(80c) A  Novel Supercritical CO2-Based Treatment for Decellularization That Maintains Mechanical and Structural Integrity

We have previously presented a novel, hybrid process for decellularizing a porcine aorta, while maintaining structural and mechanical integrity. The process comprises brief exposure to an aqueous solution (for cell disruption), following by washing with supercritical CO₂(to remove cellular debris and aqueous residue). In addition to achieving decellularization, we now demonstrate that the aorta so treated maintains favorable mechanical properties, and that the structural proteins collagen and elastin maintain structure that is much closer to the native tissue than aorta treated with a standard decellularization method.

Whether derived from synthetic or natural materials, TE scaffolds must be sterile, porous, mechanically strong, biocompatible, bioactive, and properly direct cell proliferation and differentiation. Additionally, the scaffold fabrication process and subsequent treatments may introduce several structural and biochemical deficiencies, including loss of mechanical strength, loss of surface activity, denaturation of extracellular matrix (ECM) proteins, scaffold dehydration, and residual cytotoxicity of some solvents, detergents, and/or crosslinking agents. All of these challenges require continual development of novel and innovative scaffold fabrication methods. In 2016, our lab presented a novel hybrid decellularization method that utilizes supercritical carbon dioxide (scCO₂) and sodium dodecyl sulfate (SDS) to decellularize a tissue. We demonstrated that the hybrid decellularization method was able to completely decellularize porcine aorta faster than a standard SDS method.
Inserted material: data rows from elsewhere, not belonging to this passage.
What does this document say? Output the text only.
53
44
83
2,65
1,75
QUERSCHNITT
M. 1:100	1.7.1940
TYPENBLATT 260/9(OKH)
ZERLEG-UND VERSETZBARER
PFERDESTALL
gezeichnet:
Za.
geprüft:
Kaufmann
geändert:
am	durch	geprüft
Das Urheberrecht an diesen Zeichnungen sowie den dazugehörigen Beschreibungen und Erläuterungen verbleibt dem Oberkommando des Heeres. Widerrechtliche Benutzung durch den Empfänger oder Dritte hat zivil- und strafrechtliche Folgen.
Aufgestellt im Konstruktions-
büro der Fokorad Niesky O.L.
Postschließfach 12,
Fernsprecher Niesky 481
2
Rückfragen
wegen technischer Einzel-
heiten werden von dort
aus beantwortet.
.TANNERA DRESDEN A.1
In this work, scaffolds of porcine aorta were treated with different methods: a standard aqueous method using surfactant solutions (control), a SC CO2 method using ethanol as an additive, and the hybrid of aqueous treatment followed by CO2 rinsing. The mechanical properties of decellularized scaffolds were evaluated by performing a uniaxial ring test. Arterial tissue is non-Hookean and does not have a linear modulus of elasticity, but contributions to modulus of elasticity from elastin (E_elastin, 0-8% strain) and collagen (E_collagen, 12-20% strain) can be determined from stress-strain curves. These values were calculated for the native tissue, hybrid treatment, and treatments with only SDS and only scCO_2. . The hybrid treatment best maintained the mechanical properties of the scaffold, as substantial protein denaturing was observed during SDS treatment and excessive dehydration was observed during treatment with only scCO₂and ethanol.
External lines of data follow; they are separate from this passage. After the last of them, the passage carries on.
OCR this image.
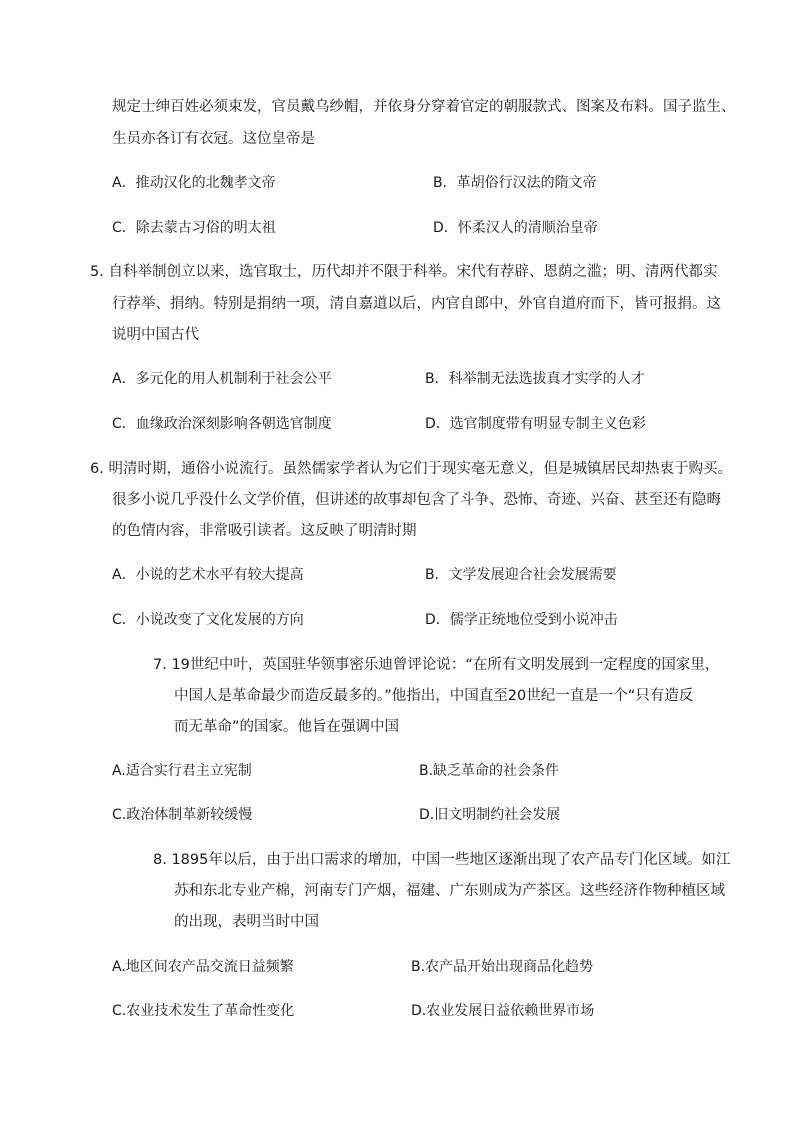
规定士绅百姓必须束发，官员戴乌纱帽，并依身分穿着官定的朝服款式、图案及布料。国子监生、
生员亦各订有衣冠。这位皇帝是
A．推动汉化的北魏孝文帝	B．革胡俗行汉法的隋文帝
C．除去蒙古习俗的明太祖	D．怀柔汉人的清顺治皇帝
5. 自科举制创立以来，选官取士，历代却并不限于科举。宋代有荐辟、恩荫之滥；明、清两代都实
行荐举、捐纳。特别是捐纳一项，清自嘉道以后，内官自郎中，外官自道府而下，皆可报捐。这
说明中国古代
A．多元化的用人机制利于社会公平	B．科举制无法选拔真才实学的人才
C．血缘政治深刻影响各朝选官制度	D．选官制度带有明显专制主义色彩
6. 明清时期，通俗小说流行。虽然儒家学者认为它们于现实毫无意义，但是城镇居民却热衷于购买。
很多小说几乎没什么文学价值，但讲述的故事却包含了斗争、恐怖、奇迹、兴奋、甚至还有隐晦
的色情内容，非常吸引读者。这反映了明清时期
A．小说的艺术水平有较大提高	B．文学发展迎合社会发展需要
C．小说改变了文化发展的方向	D．儒学正统地位受到小说冲击
7. 19世纪中叶，英国驻华领事密乐迪曾评论说：“在所有文明发展到一定程度的国家里，
中国人是革命最少而造反最多的。”他指出，中国直至20世纪一直是一个“只有造反
而无革命”的国家。他旨在强调中国
A.适合实行君主立宪制	B.缺乏革命的社会条件
C.政治体制革新较缓慢	D.旧文明制约社会发展
8. 1895年以后，由于出口需求的增加，中国一些地区逐渐出现了农产品专门化区域。如江
苏和东北专业产棉，河南专门产烟，福建、广东则成为产茶区。这些经济作物种植区域
的出现，表明当时中国
A.地区间农产品交流日益频繁	B.农产品开始出现商品化趋势
C.农业技术发生了革命性变化	D.农业发展日益依赖世界市场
The microscopic arrangement of ECM fibers (elastin and collagen) was visualized by staining with Masson’s trichrome. For the hybrid treatment, complete decellularization is observed along with a distribution of collagen that closely resembles the native aorta. SDS treatment also removes cells, but disruption of collagen is observed.
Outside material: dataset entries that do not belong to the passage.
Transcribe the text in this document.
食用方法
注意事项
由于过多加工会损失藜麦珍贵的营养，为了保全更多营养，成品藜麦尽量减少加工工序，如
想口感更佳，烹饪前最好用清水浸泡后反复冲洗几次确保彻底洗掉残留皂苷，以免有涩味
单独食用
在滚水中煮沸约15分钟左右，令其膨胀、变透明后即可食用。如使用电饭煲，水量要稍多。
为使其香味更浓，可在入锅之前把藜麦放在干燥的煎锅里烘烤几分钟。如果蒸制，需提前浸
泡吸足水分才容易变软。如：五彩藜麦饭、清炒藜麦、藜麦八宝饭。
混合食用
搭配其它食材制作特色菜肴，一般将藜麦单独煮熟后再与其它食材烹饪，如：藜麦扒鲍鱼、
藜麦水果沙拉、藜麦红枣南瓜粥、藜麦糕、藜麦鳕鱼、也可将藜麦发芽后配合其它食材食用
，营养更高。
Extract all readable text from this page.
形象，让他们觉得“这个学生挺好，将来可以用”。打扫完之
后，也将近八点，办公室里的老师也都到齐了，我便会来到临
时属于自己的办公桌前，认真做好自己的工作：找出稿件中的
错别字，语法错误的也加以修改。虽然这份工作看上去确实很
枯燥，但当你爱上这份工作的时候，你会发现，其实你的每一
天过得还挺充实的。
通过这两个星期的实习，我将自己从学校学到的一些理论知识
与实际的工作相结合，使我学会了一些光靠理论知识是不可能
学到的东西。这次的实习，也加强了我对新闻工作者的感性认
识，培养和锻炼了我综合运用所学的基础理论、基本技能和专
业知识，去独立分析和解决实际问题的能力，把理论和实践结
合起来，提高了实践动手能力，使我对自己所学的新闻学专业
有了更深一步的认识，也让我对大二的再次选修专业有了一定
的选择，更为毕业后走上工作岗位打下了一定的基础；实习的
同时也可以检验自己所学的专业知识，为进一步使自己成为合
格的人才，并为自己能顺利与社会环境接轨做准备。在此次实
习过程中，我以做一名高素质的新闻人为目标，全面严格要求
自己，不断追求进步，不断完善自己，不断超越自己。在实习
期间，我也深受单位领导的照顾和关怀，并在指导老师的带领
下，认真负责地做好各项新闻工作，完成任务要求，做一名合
Finally, a methylene blue assay was used to quantify residual SDS for the standard SDS and hybrid SDS/scCO₂ decellularization protocols. Just one hour of treatment with scCO₂ removed a similar amount of SDS compared with a whole day of washing with phosphate-buffered saline. Prolonging scCO₂treatment beyond one hour would likely reduce residual SDS concentration below the cytotoxic level of 0.002%.

Overall, scaffolds produced by the hybrid SDS/scCO₂ decellularization protocol have more desirable mechanical and biochemical properties compared to standard treatments.